System is SCO Unix 3.2.4.2.1 - updated once from 3.2.4.2.1 6 or 7 years ago. 24 ports - every one dedicated to a user or printer.
RAID controller failed a year ago, and it screwed up one of the drives beyond ability to rebuild, so it was running on one drive and tape backup. QIC backup system failed a week ago, so we put in a DAT drive and bru backup software yesterday (Friday), made a backup and cron made another during the night.
Client is leaving on a week long trip Monday morning, so he decided to restart the system to make sure it was fresh. It didn't restart. It failed in the boot - couldn't find boot file.
Client brought the machine over. He had a LoneTar crash recovery floppy set. It went through the motions, but didn't do a damned thing for us.
I got out that other hard disk, and installed SCO Unix on it. Restarted a few times to make sure it worked, Set up the tape drive, relinked the kernel, and restarted.
IO ERR - - then nothing - just like the last RAID controller that failed.
So a failing RAID controller had screwed the boot.
God help you if a RAID controller fails and you don't have an identical spare. Fortunately, the client knew this from the last episode, so he'd picked up a spare on eBAY.
The new controller booted the new drive fine, but the old one was still screwed.
So - I rebooted, installed bru, put in the tape and ordered bru to restore the whole system - - - UNREADABLE TAPE!
Tried the other tape - - - UNREADABLE TAPE!
Oh! Shit! Thought about this for a few minutes. Made a boot floppy set, attached the old hard disk, booted on floppy. The disk was still mountable, Backed up the root partition using the copy of bru we'd installed Friday night.
Now I'm going to have to figure out how to mount the /pos partition, and I haven't a clue how to do this in SCO (hint - it's not at all like Linux).
Reboot on the new disk, restore the tape, the root partition is pretty much intact. Reboot a couple of times.
Just for shits and giggles, I put one of the bad tapes in the drive and have bru try to read it. IT READS FINE! - restored the /pos filesystem.
Reboot. Need a couple of more files off that tape - - UNREADABLE TAPE!

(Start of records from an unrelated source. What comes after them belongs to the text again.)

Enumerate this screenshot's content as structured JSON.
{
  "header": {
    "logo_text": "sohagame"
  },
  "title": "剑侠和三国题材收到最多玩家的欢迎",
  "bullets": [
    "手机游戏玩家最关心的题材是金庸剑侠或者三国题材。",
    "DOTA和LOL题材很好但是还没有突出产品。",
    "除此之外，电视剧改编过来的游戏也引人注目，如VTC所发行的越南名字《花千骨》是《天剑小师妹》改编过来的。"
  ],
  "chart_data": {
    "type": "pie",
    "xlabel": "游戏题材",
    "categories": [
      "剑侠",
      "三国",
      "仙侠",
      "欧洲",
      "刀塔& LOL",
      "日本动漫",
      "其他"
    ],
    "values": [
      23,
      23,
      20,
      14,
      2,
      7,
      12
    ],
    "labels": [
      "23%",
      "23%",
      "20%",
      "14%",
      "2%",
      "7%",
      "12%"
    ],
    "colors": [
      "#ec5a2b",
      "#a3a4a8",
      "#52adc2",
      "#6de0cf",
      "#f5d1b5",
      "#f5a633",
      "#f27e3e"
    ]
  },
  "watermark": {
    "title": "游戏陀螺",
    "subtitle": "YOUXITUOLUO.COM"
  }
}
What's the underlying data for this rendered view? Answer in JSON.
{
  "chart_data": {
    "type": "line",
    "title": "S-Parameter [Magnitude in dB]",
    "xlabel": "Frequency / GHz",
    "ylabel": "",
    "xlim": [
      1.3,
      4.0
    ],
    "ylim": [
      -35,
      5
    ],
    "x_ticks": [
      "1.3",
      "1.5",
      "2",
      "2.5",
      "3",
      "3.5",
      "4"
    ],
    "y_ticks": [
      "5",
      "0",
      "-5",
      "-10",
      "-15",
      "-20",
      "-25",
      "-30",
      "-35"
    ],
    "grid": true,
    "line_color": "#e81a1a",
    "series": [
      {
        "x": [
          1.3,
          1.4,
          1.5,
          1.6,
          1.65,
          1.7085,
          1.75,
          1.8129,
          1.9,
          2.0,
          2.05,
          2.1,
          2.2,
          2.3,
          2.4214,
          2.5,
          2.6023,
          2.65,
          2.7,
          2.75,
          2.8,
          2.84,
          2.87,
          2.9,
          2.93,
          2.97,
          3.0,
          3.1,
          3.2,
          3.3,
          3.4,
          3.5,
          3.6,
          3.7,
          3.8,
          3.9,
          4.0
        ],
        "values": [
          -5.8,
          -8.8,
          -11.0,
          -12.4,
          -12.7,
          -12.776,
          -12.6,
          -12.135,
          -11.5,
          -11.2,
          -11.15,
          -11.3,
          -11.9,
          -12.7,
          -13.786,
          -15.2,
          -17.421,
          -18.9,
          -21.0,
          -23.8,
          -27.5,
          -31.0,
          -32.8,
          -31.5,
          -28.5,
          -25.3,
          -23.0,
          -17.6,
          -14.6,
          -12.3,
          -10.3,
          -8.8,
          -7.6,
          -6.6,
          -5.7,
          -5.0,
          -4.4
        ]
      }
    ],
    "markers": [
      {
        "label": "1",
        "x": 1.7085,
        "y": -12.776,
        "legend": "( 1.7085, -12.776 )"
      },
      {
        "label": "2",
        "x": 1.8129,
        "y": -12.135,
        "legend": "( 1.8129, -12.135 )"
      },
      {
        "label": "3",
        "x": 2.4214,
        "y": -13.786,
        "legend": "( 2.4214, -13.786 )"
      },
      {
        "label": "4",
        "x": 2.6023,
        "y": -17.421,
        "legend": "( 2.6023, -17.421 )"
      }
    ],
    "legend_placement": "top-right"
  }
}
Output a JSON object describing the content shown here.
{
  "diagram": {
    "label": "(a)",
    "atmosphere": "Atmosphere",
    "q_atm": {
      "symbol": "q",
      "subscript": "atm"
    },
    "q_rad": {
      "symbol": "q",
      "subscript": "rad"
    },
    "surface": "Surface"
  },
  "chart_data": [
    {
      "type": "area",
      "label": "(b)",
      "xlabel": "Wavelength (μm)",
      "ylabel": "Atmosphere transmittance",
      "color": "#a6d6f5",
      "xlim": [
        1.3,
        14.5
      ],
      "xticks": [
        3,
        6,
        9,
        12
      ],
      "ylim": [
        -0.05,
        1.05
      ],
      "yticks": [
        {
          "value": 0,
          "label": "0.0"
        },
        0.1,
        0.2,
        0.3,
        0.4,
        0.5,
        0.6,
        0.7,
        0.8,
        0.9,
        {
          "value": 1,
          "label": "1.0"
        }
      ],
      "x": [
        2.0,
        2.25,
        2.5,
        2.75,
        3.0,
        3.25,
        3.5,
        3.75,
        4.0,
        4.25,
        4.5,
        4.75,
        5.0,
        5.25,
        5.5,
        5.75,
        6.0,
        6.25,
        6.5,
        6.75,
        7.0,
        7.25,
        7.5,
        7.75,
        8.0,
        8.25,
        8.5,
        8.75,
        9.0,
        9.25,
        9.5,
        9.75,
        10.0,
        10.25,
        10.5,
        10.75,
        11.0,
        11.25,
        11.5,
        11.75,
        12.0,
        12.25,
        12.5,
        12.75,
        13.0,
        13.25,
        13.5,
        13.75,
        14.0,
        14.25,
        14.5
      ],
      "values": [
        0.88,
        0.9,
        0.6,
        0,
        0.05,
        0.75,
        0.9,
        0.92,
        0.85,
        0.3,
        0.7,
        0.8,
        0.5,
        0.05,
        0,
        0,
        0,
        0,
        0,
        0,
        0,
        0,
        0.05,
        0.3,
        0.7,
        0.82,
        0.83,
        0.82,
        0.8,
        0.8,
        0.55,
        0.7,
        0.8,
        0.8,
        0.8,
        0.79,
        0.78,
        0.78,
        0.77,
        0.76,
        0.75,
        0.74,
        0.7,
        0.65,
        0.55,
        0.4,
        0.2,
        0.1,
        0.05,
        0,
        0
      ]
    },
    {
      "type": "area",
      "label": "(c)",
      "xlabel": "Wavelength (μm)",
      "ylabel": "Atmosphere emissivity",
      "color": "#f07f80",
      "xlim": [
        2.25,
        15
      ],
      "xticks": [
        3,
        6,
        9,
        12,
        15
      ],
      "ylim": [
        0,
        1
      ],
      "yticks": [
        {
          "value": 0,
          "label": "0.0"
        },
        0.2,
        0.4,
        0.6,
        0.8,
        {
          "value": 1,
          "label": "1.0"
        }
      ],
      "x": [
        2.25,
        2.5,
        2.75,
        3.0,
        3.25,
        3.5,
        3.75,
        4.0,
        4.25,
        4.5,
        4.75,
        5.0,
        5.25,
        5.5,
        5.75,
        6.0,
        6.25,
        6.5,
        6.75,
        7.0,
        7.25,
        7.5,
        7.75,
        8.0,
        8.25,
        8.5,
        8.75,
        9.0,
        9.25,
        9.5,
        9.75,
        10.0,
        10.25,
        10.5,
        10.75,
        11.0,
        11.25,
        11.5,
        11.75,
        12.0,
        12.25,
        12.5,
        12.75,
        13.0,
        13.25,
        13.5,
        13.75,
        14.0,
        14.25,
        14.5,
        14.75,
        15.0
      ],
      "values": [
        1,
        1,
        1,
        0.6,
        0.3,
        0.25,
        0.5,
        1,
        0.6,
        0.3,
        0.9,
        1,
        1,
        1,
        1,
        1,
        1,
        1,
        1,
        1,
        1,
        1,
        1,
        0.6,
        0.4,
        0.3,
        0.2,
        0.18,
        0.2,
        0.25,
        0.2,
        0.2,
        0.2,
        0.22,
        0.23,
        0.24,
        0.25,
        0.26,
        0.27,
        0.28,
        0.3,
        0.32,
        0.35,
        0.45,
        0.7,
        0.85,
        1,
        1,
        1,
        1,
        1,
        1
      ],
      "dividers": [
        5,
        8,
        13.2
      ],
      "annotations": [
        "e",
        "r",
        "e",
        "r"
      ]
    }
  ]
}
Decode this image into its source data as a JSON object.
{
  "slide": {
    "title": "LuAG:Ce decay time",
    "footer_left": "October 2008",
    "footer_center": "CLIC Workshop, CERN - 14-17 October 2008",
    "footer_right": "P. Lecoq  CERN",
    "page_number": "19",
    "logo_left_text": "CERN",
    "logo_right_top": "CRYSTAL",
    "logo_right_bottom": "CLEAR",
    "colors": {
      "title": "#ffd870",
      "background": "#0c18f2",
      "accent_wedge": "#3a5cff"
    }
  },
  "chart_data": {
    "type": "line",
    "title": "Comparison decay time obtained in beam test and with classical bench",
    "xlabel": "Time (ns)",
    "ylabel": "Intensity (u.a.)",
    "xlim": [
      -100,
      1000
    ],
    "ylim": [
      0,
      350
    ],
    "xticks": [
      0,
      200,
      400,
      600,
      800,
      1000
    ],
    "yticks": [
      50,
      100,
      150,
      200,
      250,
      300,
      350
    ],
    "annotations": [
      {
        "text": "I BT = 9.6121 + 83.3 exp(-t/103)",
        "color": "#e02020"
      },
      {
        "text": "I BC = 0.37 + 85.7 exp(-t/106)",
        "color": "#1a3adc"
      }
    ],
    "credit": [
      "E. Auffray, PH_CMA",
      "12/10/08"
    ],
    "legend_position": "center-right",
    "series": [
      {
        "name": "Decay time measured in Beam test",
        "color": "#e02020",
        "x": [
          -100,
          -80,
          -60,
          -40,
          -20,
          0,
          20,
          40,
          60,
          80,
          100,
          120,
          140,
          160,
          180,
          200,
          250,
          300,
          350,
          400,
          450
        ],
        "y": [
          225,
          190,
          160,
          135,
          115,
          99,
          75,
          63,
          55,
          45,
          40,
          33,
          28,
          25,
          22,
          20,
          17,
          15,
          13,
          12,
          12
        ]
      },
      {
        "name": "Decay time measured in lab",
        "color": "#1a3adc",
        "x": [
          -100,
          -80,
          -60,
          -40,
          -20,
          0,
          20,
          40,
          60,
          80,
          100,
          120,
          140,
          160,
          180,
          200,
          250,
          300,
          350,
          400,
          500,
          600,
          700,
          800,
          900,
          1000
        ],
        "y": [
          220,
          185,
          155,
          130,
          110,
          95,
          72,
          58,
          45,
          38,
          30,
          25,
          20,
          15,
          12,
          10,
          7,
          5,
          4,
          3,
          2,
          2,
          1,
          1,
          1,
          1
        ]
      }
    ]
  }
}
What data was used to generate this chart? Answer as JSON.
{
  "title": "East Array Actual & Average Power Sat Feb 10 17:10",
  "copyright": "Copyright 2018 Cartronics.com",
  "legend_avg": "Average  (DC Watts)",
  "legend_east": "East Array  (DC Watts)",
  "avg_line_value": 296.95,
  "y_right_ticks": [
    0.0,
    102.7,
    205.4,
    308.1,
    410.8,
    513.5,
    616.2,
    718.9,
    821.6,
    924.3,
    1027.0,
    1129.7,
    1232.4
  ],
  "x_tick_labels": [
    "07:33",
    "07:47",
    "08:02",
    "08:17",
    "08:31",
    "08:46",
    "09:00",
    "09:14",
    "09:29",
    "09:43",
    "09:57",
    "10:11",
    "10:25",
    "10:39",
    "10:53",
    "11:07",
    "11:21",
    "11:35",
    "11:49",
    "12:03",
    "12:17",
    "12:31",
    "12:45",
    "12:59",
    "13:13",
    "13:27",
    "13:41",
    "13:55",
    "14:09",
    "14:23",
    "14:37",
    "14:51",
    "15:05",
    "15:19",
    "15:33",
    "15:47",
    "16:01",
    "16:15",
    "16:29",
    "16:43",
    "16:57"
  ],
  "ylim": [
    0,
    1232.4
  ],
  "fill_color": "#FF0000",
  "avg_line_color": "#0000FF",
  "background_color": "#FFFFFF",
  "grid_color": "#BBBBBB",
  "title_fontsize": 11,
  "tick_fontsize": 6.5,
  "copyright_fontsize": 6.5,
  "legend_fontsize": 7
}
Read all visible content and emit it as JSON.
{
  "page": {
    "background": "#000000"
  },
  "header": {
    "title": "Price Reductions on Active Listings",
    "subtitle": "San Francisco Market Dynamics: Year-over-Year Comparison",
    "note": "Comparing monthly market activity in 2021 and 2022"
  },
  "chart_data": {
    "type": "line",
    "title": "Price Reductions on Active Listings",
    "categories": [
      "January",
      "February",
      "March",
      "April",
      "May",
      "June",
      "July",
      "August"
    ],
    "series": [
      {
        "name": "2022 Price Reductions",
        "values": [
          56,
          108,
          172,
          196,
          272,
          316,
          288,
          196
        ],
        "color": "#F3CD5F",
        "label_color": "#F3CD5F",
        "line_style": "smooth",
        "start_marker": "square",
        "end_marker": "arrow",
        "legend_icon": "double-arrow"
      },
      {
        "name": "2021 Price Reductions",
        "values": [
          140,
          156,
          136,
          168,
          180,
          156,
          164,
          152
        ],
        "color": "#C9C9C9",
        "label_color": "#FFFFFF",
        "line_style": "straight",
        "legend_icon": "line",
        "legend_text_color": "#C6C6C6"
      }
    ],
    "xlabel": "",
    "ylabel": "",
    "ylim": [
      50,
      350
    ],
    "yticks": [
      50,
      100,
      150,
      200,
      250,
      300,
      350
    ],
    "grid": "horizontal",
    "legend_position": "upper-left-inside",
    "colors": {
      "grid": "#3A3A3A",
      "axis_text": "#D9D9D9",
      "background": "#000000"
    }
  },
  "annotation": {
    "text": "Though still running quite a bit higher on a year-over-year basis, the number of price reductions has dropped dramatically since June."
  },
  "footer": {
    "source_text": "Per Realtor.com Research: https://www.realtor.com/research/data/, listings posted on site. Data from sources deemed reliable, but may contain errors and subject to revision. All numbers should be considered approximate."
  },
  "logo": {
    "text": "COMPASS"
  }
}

SHIT! OK, I can get those files off the tape I made booted from the floppy . .
Reboot. Sitting staring blankly at the screen, an error message blinked and was gone - too fast to read, but I saw the word "tape" in it.
OH! SHIT! SHIT! SHIT! SHIT! SHIT!
Many long years ago, I had replace his 486 33-MHz Unix box with a faster 166-MHz unit, but he kept the old one as a backup. They had identical tape drives for easy transfer. Later, the tape drive in the new machine died, and we replaced it with a much higher capacity unit.
To make the new drive compatible with the old tapes and drive, I'd put a one line script, S82settape, in the rc2.d. It set the block size for SCSI tapes to 1024 - but it only worked if there was a tape in the drive during boot.
When we relinked the kernel for the DAT drive and rebooted, there was a tape in the drive, so our two backup tapes were written with the wrong block size. The reason I could read the Thursday tape that one time was I had restored the old startup files, then rebooted with a tape in the drive!
Things I did so long ago, just keep coming back to haunt me.
Now I'm going to go out and have a beer.